Westover has been associated with the hearing aid industry since 2002 as a director, then as chairman and CEO of Sonic. He has worked in the health care industry for most of his career, having been president and CEO of CIGNA Dental and President of CIGNA HealthCare’s Small Business Segment, as well as the founding CFO of WellPoint, the largest health insurer in the US. Westover also served as special assistant to the Governor of Utah during the 2002 Winter Olympic Games in Salt Lake City.

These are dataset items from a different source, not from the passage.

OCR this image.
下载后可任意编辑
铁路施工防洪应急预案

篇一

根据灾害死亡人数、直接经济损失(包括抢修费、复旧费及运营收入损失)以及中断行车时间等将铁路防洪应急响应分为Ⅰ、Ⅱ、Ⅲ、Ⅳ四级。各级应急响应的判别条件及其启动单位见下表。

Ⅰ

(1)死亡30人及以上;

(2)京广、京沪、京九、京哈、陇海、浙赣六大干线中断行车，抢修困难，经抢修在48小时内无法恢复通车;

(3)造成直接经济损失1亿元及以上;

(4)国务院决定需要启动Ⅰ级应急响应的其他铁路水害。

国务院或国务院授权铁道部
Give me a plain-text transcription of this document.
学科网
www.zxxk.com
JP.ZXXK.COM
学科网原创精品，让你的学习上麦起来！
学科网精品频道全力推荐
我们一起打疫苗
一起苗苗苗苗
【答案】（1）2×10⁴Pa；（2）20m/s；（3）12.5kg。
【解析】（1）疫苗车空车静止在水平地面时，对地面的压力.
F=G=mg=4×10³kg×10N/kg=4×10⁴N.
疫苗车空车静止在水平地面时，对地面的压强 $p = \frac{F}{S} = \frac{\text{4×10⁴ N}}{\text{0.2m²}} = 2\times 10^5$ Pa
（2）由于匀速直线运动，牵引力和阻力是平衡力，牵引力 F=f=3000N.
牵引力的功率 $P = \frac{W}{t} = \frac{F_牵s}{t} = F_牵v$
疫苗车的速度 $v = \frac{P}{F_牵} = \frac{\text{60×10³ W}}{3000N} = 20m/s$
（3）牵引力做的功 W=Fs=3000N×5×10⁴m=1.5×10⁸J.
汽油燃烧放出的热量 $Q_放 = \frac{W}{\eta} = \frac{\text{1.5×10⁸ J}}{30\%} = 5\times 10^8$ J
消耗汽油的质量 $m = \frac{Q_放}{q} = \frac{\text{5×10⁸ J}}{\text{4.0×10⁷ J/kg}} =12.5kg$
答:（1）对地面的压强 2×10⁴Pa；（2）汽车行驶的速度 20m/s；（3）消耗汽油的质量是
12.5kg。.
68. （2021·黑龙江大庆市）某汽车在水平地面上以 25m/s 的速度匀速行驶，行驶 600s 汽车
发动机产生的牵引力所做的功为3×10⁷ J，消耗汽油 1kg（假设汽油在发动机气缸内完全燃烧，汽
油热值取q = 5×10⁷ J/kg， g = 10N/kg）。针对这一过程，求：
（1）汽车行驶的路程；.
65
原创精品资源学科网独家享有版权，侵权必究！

Newly elected officers on the executive committee are: HIA Vice Chair Todd Murray, GN Hearing Care Corporation and Secretary/Treasurer Robert Tong, ON Semiconductor; Immediate Past Chair Jerry Ruzicka, Starkey, and HIA Executive Director Carole Rogin. Seven seats on the HIA Board were filled by the election of: Todd Murray, GN Hearing Care Corp; Gordon Walker, Knowles Electronics; Mike Orscheln, Phonak; Jeff Taylor, Sonion; Randy Raymond, Rayovac; Brian Kinnerk, Siemens Hearing Instruments, and Jerry Ruzicka, Starkey.

HIA is the national trade association of manufacturers of hearing aids, assistive listening devices, component parts, and power sources for amplification devices.